İlyas hakkında Kur'an dışında diğer kutsal kitaplarda özellikle Tevrat'ta anlatılanlardan aktarmalarla menkıbelerde Hızır'la birlikte anılmaya başlanmıştır. Kuran'da onun ebedi hayata erdiğine dair bir bilgiye rastlanmazken Yahudi kaynaklarında Cenabı Hakk'ın onu kendi katına aldıktan sonra tüylerle örttü ve nurdan elbiseler giydirdi. Yeme içme ihtiyacını kaldırdı. Böylece İlyas peygamber semâvî bir hüviyet kazandı. Cenab-ı Hak ona ebedi hayatı nasip etti.[37] Böylece Hızır ile İlyas ilişkiledirilip menakıplara konu olmuştur.

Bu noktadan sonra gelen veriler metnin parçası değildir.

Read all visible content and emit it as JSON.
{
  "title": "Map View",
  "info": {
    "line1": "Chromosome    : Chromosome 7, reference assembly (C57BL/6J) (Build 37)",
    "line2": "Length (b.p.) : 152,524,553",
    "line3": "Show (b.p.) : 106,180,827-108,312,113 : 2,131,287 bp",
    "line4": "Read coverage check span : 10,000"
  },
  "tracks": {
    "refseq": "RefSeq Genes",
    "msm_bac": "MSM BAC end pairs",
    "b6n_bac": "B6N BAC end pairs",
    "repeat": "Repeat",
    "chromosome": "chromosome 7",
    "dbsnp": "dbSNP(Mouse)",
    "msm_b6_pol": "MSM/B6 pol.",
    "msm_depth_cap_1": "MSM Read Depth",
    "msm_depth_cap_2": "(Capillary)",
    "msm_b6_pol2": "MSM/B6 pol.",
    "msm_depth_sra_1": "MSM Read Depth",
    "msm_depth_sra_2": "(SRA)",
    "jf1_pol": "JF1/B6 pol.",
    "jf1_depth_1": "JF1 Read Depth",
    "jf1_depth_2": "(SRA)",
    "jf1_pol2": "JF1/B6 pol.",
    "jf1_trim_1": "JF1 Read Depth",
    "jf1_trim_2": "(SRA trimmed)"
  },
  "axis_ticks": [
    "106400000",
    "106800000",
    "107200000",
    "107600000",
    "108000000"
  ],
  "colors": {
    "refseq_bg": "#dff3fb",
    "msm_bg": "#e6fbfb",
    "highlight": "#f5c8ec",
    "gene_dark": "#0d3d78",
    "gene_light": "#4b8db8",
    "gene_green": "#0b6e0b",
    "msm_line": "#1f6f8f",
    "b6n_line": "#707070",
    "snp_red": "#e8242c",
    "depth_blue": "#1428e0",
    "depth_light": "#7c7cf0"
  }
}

Bu ilişki  başlıca şu noktalarda yoğunlaşır.
1.Hızır ve İlyas senenin bir gününde bir araya gelirler. 2. Hızır ile İlyas'ın yer yüzünde belli bir takım sorumlulukları vardır. 3. Hızır Farslardan, İlyas İsrail oğullarındandır. 4 Her ikisi de Kur'anı Kerim yer yüzünde kaldıkça yaşamaya devam edeceklerdir. 5. Hızır ve İlyas her yıl Ramazan ayında Beytü'l Makdis'te oruç tutarlar. 6.Her sene birlikte hacca giderek zemzem suyundan içerler ki bu su onların yıllık ihtiyaçları için yeterlidir. 7. Hızır ve İlyas her yıl bir araya geldiklerinde birbirlerinin başını tıraş edip dua okuyarak ayrılırlar.[38] Bütün bu yorumlar Kur'an ve hadis kaynaklı değildir bu iki kaynak dışında oluşan yorumlardır.